Data stitching

dlakelan · November 3, 2022, 9:10pm

In addition to gaussian processes, it’s also possible to fit the function f() using a basis set. I’ve found one such basis set that works well with Bayesian analysis is compact radial basis functions using the “bump function” kernel.

There are some practical advantages over gaussian processes, but the gaussian process is an excellent idea and can be useful in many other contexts, would love to see the Turing example!

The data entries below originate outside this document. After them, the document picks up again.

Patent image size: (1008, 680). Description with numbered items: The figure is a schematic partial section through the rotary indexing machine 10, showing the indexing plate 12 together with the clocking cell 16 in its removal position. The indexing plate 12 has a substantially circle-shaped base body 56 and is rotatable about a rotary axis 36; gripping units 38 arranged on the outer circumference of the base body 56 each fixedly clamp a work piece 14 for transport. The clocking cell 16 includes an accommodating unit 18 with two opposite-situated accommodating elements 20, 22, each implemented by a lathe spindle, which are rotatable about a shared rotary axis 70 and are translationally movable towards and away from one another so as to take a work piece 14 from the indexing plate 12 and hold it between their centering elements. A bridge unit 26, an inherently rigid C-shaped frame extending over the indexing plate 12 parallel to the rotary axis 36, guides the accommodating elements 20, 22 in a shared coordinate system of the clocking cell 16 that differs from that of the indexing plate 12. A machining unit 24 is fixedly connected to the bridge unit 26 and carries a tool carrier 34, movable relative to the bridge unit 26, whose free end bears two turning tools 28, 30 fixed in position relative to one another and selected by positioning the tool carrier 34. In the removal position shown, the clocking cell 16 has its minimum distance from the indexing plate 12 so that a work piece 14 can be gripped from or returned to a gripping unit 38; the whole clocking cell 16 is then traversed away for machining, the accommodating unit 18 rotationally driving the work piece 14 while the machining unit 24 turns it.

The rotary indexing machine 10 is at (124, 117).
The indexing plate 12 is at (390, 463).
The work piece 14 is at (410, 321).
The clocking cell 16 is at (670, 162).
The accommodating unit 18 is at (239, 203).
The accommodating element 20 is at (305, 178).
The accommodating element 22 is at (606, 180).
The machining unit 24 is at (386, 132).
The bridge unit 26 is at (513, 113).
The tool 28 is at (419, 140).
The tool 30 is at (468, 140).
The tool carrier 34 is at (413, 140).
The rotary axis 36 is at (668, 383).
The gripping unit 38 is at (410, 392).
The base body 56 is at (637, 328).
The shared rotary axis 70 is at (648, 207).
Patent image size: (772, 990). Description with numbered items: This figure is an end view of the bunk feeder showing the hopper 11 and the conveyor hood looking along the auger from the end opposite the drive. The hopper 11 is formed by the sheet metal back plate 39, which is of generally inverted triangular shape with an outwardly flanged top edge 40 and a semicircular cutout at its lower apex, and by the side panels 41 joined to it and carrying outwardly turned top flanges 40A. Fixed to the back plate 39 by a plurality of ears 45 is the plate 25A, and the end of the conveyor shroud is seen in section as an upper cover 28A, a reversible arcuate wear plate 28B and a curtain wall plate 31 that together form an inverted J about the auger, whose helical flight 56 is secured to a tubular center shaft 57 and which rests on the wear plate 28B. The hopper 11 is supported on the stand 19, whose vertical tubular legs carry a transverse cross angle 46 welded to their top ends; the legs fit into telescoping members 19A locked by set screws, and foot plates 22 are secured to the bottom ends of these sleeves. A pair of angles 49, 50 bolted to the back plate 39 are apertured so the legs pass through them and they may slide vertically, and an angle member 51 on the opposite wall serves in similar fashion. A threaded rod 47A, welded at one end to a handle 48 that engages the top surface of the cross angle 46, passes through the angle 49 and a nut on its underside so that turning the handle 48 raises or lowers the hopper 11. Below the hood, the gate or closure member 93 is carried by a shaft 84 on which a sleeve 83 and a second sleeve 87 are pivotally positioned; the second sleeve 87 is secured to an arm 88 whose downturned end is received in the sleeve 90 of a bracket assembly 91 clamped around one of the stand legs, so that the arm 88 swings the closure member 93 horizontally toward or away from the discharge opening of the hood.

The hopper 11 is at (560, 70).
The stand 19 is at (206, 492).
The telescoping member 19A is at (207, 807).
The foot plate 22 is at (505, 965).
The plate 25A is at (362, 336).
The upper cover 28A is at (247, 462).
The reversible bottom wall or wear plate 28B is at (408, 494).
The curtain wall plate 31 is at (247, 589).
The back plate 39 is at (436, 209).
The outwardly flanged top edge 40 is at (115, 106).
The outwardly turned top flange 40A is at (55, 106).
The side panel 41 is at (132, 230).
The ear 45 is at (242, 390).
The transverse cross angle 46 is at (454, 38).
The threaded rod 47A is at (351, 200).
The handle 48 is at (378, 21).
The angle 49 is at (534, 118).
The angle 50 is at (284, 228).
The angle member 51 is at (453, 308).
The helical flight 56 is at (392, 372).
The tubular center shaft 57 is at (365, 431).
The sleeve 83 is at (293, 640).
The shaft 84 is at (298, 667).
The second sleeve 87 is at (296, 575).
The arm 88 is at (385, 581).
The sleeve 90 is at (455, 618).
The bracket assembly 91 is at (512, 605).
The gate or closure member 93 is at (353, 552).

cjdoris · November 3, 2022, 10:54pm

A very simple thing I would do is take a bunch of intervals on the X axis, each containing at least one Y1 and Y2, take the mean of Y1 and Y2 in each interval, then solve the OLS problem between these means.

bertschi · November 4, 2022, 10:22am

Ok, here we go:

using StatsPlots, Turing, LinearAlgebra,Random

Random.set_global_seed!(1)

f(x) = exp(-x^2)
x1 = randn(25) .- 1.0
x2 = randn(15) .+ 1.0
y1 = f.(x1)
y2 = 1.5*f.(x2) .+ 0.5 ## true values of a = 1.5 and b = 0.5

p1 = plot([x1, x2], [y1, y2]; seriestype=:scatter) # don't line up

display(p1)

using AbstractGPs

# Kernel with lengthscale ρ and scale σ
kernel(ρ, σ) = σ * Matern32Kernel() ∘ ScaleTransform(1 / ρ)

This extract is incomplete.